Tara got some help from GAMS support but I want to share some of our findings. First of all csv2gdx processes a single CSV file to create a single GDX file with a single parameter. So there is no batch processing in csv2gdx. Here are some other considerations when processing large CSV files. Python was an obvious choice to process CSV files. Here is the reply from support about this:
I don’t know about the speed Python in the best possible way would process the CSV files but my guess it that it will be hard to beat csv2gdx. So I would just call csv2gdx 20 times and get 20 different GDX file that you load into GAMS. From the initial mail I extracted that you have one key index in column 1 and get the value from column 11. But you will process all records in the csv file. The only issue I can see with csv2gdx if that if you have to read the same csv file multiple times for different value columns.

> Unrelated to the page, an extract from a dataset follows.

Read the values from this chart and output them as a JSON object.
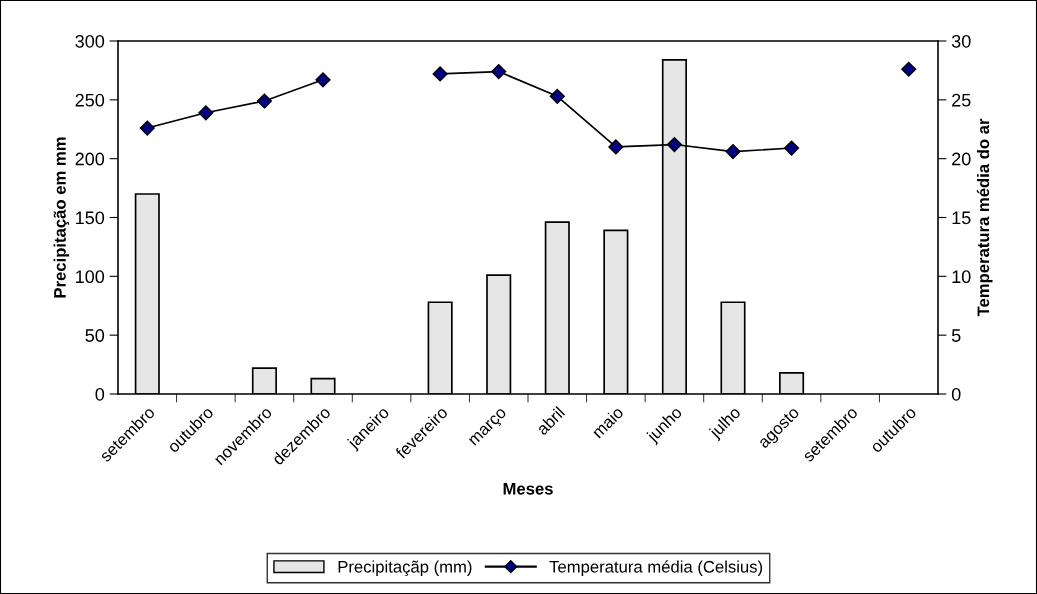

I experimented with a 200MB CSV file with 11 columns. I read the first three as index and the eleventh as value. With gdx2csv reading CSV and writing GDX takes about 3 secs on my machine. If I read this using pandas csv import routine (http://pandas.pydata.org/pandas-docs/stable/generated/pandas.read_csv.html) just the reading takes about 4 secs.
If you want to experiment yourself:
a) Here is the GAMS program that creates the 200 MB CSV file:
set i /1*180/;
alias (i,j,k);
file fx /x.csv/; put fx;
loop((i,j,k), put i.tl:0 ‘,’ j.tl:0 ‘,’ k.tl:0 ‘,4,5,6,7,8,9,10,’ pi:8:6 /);
b) Here is the csv2gdx call:
csv2gdx x.csv id=b output=b.gdx index=(1,2,3) value=11 colcount=11
Output (with timing info) is:
No errors, CSV2GDX time = 2932ms
c) Here is what I did in Python:
import pandas as pd
from datetime import datetime
t = datetime.now()
x = pd.read_csv(‘x.csv’)
print datetime.now()-t
Output is
0:00:03.762000